Driven by Merrell and Sperry Top-Sider, Wolverine Worldwide projected last week that its revenues would reach $4.1 billion by 2018, up from $2.7 billion projected for the current year. The goal, offered at its annual investor meeting, represents a compound annual growth rate (CAGR) of 8.5 percent.

On a combined basis, revenues for Merrell and Sperry Top-Sider, its two biggest brands, are expected to represent $2 billion in 2020, when overall revenues for Wolverine Worldwide are expected to reach between $4.6 billion and $4.7 billion. Merrell currently was said to be “approaching $600 million” with Sperry at a similar level. Growing “a little bit faster,” Sperry is expected to surpass Merrell in terms of overall revenue size within four years.

Among its different segments, Lifestyle Group (including Sperry, Hush Puppies, Keds and the Stride Rite Children's Group) is expected to see the strongest growth rate, rising 9.1 percent on CAGR basis from 2013 to 2018. Growth well above the company CAGR average of 8.5 percent in the double-digits is planned for Sperry with even faster growth for Keds. Low-to-mid-single digit growth was projected for Stride Rite Children's Group and Hush Puppies.

The Performance Group (Merrell, Chaco, Cushe, and Patagonia Footwear) is expected to expand at an 8.0 percent CAGR over the four-year period. Merrell’s growth is expected to come in slightly ahead of the company’s average of 8.5 percent with Saucony expected to expand closer to a double-digit rate. On a much smaller base, Chaco is expected to see healthy double-digit growth, with slightly faster growth for Cushe.
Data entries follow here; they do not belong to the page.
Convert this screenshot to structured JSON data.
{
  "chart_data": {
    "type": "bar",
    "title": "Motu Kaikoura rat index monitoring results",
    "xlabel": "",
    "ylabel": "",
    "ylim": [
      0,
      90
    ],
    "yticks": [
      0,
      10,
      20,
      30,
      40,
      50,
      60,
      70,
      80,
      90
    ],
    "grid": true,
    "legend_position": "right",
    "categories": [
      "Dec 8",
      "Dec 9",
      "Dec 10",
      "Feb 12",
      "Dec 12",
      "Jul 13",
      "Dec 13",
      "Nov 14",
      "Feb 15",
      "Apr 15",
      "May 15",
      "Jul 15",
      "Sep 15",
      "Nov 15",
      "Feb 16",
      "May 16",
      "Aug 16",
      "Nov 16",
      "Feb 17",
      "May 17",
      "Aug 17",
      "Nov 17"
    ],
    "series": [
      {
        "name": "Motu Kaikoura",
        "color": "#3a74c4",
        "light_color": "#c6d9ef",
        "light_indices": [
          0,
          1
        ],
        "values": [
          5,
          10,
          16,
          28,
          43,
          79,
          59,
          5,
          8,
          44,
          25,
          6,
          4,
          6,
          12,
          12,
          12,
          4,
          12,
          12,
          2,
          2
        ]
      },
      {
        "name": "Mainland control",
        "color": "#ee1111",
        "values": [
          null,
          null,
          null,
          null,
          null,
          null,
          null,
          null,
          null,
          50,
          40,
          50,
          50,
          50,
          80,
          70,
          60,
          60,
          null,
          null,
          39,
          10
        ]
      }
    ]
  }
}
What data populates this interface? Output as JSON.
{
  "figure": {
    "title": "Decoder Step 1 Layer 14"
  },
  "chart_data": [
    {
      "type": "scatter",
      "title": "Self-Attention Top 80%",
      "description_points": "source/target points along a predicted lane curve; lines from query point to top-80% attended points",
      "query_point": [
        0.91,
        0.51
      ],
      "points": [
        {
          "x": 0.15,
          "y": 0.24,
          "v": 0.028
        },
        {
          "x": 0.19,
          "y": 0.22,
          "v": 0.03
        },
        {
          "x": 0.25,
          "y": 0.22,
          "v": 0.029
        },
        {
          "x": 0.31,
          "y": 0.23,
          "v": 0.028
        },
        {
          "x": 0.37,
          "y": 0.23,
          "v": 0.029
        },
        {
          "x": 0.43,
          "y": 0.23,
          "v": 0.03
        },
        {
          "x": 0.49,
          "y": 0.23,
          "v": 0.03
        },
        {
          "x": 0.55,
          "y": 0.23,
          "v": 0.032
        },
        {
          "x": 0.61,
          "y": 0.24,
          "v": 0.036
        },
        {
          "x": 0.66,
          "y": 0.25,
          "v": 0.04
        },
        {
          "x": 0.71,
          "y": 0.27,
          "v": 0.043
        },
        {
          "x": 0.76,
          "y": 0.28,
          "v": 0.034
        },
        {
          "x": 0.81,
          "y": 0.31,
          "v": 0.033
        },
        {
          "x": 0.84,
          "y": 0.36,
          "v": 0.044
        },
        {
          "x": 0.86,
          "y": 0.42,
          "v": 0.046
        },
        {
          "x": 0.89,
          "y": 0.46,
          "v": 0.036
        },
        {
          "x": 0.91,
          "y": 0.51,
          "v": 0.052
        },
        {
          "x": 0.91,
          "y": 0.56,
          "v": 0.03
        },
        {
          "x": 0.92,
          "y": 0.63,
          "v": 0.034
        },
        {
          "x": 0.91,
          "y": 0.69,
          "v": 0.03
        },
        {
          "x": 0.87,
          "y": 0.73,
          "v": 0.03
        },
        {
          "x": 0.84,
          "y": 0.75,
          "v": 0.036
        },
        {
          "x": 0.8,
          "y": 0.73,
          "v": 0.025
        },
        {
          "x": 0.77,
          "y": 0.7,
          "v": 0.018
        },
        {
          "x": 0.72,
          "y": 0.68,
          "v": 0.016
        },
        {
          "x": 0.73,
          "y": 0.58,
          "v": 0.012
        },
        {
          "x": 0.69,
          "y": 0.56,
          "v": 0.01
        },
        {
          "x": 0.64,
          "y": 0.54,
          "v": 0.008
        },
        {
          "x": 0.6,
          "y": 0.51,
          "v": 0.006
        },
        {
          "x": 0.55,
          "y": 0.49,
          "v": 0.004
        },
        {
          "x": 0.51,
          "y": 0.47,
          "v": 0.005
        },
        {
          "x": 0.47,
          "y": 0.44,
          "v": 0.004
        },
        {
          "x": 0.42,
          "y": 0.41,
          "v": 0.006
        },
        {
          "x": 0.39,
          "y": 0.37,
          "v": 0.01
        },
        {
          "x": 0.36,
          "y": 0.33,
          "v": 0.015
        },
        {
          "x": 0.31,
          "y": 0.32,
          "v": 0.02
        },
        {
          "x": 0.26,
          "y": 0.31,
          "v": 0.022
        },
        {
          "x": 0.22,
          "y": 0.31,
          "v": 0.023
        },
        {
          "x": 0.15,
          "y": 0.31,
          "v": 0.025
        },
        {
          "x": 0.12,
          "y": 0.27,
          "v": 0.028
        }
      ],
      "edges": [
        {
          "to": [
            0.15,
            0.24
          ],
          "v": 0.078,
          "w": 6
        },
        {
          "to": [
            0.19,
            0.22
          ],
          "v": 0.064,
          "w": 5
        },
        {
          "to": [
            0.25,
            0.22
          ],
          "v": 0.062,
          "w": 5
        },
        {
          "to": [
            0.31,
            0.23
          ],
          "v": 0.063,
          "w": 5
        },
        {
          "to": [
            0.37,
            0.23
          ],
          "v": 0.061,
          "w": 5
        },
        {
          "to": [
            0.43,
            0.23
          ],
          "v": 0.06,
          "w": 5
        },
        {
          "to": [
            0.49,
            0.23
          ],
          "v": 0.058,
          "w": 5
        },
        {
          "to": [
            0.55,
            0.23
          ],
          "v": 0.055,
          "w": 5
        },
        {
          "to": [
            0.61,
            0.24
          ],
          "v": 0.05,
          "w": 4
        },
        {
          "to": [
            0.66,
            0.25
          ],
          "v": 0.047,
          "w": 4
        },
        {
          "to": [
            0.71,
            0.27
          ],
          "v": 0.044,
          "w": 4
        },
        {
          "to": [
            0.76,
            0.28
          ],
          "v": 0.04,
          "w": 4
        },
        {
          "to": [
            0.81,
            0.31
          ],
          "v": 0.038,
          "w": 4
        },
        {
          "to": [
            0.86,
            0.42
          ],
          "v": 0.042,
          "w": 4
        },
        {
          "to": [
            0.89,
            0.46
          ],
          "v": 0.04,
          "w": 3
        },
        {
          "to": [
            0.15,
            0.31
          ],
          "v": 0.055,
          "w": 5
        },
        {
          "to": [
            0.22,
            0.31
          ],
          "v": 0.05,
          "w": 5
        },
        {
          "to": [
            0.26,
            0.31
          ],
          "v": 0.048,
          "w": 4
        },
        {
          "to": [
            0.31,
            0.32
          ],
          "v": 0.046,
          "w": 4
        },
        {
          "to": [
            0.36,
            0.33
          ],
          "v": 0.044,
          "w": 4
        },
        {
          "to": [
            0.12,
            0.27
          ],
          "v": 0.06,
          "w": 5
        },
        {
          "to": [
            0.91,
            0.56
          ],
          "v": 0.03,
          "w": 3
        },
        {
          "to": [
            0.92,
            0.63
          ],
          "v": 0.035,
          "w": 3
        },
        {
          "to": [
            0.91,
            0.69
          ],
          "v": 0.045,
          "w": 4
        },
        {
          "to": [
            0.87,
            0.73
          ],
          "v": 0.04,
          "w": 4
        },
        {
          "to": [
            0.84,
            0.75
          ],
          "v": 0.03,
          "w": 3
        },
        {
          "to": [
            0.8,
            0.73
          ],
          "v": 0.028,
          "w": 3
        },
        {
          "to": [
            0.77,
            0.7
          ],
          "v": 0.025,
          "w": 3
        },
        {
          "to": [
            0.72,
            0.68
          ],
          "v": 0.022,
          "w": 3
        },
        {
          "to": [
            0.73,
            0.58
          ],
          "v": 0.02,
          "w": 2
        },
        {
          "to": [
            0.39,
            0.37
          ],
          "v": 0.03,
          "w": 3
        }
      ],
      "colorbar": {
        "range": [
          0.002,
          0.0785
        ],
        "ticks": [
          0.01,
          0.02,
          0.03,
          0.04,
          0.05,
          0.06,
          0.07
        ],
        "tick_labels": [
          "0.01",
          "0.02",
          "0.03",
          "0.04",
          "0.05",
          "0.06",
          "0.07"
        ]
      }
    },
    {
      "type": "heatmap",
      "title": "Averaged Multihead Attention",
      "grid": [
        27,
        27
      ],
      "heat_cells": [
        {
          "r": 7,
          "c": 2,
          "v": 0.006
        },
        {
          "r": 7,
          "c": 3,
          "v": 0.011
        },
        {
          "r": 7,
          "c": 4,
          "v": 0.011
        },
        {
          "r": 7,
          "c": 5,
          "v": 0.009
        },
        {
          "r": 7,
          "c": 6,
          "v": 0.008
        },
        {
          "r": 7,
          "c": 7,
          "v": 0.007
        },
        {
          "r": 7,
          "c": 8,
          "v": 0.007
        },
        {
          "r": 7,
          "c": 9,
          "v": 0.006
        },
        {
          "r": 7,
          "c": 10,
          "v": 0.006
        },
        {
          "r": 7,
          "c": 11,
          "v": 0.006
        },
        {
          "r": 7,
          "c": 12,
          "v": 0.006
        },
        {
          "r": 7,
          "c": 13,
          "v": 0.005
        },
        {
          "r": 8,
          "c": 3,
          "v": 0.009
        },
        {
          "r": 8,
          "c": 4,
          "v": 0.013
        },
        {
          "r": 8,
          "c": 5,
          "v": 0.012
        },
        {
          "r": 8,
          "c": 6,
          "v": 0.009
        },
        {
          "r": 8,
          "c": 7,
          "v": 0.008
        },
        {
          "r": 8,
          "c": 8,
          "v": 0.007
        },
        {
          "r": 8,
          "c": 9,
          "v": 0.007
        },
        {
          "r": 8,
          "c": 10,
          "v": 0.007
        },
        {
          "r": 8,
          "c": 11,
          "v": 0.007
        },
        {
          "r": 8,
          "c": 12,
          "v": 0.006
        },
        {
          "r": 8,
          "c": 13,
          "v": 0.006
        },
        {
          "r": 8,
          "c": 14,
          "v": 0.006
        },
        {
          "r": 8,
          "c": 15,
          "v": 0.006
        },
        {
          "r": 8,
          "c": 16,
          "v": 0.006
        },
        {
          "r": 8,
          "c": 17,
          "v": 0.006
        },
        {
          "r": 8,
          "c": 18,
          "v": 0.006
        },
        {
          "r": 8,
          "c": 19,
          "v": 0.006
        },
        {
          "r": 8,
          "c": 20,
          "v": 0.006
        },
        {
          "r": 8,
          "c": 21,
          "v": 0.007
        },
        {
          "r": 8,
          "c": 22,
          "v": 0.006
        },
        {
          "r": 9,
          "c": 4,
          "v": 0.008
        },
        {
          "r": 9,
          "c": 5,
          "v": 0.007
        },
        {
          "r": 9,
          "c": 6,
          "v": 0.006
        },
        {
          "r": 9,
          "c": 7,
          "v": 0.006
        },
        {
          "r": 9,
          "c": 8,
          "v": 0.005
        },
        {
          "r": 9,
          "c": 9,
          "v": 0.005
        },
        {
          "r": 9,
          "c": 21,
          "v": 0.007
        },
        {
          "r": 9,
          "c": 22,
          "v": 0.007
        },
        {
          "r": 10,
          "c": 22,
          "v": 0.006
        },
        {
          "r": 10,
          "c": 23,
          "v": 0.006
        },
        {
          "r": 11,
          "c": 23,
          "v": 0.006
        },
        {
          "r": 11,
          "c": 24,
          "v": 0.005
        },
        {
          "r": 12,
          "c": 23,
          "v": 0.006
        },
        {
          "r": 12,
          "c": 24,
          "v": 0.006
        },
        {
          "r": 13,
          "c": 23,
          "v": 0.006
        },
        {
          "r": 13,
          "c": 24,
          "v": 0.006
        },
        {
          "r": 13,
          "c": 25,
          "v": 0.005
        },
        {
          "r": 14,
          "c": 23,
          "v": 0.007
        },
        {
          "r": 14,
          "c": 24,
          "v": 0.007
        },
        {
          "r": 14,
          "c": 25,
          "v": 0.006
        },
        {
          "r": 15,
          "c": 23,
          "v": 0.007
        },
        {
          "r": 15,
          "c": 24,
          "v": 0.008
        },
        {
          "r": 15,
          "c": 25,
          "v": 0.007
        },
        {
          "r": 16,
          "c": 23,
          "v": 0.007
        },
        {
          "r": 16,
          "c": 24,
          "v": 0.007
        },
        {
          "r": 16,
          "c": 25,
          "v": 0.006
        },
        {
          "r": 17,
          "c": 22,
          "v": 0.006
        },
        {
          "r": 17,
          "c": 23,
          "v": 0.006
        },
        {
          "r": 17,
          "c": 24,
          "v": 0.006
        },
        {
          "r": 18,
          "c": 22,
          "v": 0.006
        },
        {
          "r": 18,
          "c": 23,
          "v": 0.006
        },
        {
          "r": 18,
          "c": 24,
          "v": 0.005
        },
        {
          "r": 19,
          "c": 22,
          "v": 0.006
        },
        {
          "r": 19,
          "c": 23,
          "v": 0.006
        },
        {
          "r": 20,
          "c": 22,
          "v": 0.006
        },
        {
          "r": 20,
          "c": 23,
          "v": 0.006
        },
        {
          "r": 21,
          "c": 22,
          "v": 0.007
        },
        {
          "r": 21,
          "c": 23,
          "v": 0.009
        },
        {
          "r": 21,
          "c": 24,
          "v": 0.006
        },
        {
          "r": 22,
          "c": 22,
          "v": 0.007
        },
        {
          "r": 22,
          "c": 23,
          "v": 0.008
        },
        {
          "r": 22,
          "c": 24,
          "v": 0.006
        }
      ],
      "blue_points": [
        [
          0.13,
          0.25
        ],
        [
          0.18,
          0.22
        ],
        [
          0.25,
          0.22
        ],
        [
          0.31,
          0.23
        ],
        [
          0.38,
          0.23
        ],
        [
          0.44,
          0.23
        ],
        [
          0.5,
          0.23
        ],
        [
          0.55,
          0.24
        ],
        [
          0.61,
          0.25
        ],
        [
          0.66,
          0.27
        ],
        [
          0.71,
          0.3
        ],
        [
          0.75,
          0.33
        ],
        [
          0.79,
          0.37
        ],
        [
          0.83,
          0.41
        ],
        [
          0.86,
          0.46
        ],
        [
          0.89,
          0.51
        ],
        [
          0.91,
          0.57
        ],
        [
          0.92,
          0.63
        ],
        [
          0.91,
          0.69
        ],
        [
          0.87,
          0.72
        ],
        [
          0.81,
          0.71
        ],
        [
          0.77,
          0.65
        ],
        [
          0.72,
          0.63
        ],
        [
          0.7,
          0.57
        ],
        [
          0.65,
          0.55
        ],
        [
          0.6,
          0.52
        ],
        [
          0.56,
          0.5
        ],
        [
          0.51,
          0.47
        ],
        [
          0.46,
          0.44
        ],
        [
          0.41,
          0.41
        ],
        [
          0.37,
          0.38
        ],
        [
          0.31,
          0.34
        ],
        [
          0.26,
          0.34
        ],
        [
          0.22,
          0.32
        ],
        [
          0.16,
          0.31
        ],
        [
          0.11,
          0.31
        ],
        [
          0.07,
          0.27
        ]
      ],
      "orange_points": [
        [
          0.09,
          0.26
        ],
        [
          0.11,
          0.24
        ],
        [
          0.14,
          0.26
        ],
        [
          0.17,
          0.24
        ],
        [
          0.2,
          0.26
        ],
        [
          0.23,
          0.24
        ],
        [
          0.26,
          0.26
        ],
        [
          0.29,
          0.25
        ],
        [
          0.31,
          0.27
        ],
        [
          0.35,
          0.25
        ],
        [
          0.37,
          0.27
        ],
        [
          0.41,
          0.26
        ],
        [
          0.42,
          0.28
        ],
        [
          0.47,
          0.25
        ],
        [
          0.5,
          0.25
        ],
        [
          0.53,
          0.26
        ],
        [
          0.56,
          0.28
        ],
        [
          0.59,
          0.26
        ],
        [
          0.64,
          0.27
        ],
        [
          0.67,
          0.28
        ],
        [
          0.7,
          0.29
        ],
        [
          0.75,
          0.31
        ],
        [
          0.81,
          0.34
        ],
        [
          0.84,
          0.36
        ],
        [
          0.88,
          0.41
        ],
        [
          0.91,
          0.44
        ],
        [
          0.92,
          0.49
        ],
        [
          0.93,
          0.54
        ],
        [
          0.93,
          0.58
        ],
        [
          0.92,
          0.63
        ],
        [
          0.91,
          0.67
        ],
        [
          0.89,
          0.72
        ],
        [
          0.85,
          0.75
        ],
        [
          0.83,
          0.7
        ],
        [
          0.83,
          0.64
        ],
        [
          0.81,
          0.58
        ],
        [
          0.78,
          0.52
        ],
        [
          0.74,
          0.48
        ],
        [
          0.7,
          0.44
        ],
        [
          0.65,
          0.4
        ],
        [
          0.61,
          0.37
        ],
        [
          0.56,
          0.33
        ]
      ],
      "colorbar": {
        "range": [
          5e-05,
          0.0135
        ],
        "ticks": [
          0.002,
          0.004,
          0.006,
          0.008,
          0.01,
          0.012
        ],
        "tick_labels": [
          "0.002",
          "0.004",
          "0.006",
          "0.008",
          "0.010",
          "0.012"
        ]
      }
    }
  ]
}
Heritage – consisting of Wolverine, Cat Footwear, Bates, Sebago, Harley-Davidson Footwear and HyTest – is expected to grow at a 7.7 percent CAGR. Healthy, better-than-average growth is projected for Sebago and Harley Davidson.

By 2018, Lifestyle is expected to make up 44 percent of Wolverine Worldwide’s sales; Performance, 35 percent; and Heritage, 21 percent;

Other projections made for the period from 2013 to 2018:

•    In the U.S., CAGR of 8 percent companywide is expected over the 4-year period, aided by new store openings, largely Merrell and Sperry Top-Sider stores; as well as a planned multi-brand concept. By 2018, the U.S. will still be by far its biggest market, contributing 69 percent of sales;
•    In other regions, the highest growth is expected to come from Asia-Pacific, expected to grow at a CAGR of 15 percent. The Latin America is expected to grow at a CAGR from 2013 to 2018 of 12 percent; Canada, 8 percent; and EMEA, 7 percent. By 2018, the EMEA will account for 15 percent of revenues; Canada, 7 percent; Asia Pacific, 5 percent; and Latin America, 4 percent;
•    International revenues are expected to grow at a 9 percent CAGR from 2013 to 2018. Its recently-acquired Boston-based brands (Sperry, Saucony, Keds, Stride Rite) are expected to grow revenue outside the U.S. to over $300 million by 2018, more than double from where it is currently. Wholesale outside the U.S. are expected to account for 21 percent of sales for those four brands revenues by 2018, up from mid-teens percent currently. That international expansion is expected to be led primarily by Sperry and Keds, given that Saucony has a bigger base of international business today;
•    Consumer Direct is expected to expand at a CAGR of 10 percent over the 4-year period. Across all brands, its store count is expected to reach 591 by 2018, up from 466 expected at the close of 2013. By channel, wholesale is expected to represent 81 percent of sales by 2018; brick & mortar, 14 percent; and e-commerce, 5 percent. The gain is also expected to be supported by comp growth of 4 percent on average;
•    Apparel and accessories are expected to reach $175 million in revenues by 2018 through Sperry, Wolverine, Merrell, Hush Puppies and Sebago. By 2018, apparel/accessories are expected to make up 5 percent of sales, footwear, 96 percent.
•    Gross margins are expected to improve 190 basis points to 42.1 percent by 2018, up from 40.2 percent in 2013;
•    SG&A is expected to be cut 170 basis points to 29.6 percent from 31.3 percent;
•    Marketing investments are still expected to expand to 6.5 percent of sales by 2018, up from 4.8 percent in 2013;
•    Operating margin is expected to improve 360 basis points to 12.5 percent from 8.9 percent;
•    EPS is expected to reach $5.80 in 2018 from $2.78 in 2013, representing a CAGR of 15.8 percent;
•    Merrell and Sperry are expected to make the biggest impact on operating profits, with Saucony and Stride Rite being positioned as similar profit drivers in the future. “Small but profitable brands” include Harley-Davidson, Bates, Sebago, Chaco, and Patagonia. Both Keds and Cushe are losing money but expected to earn a profit in 2014.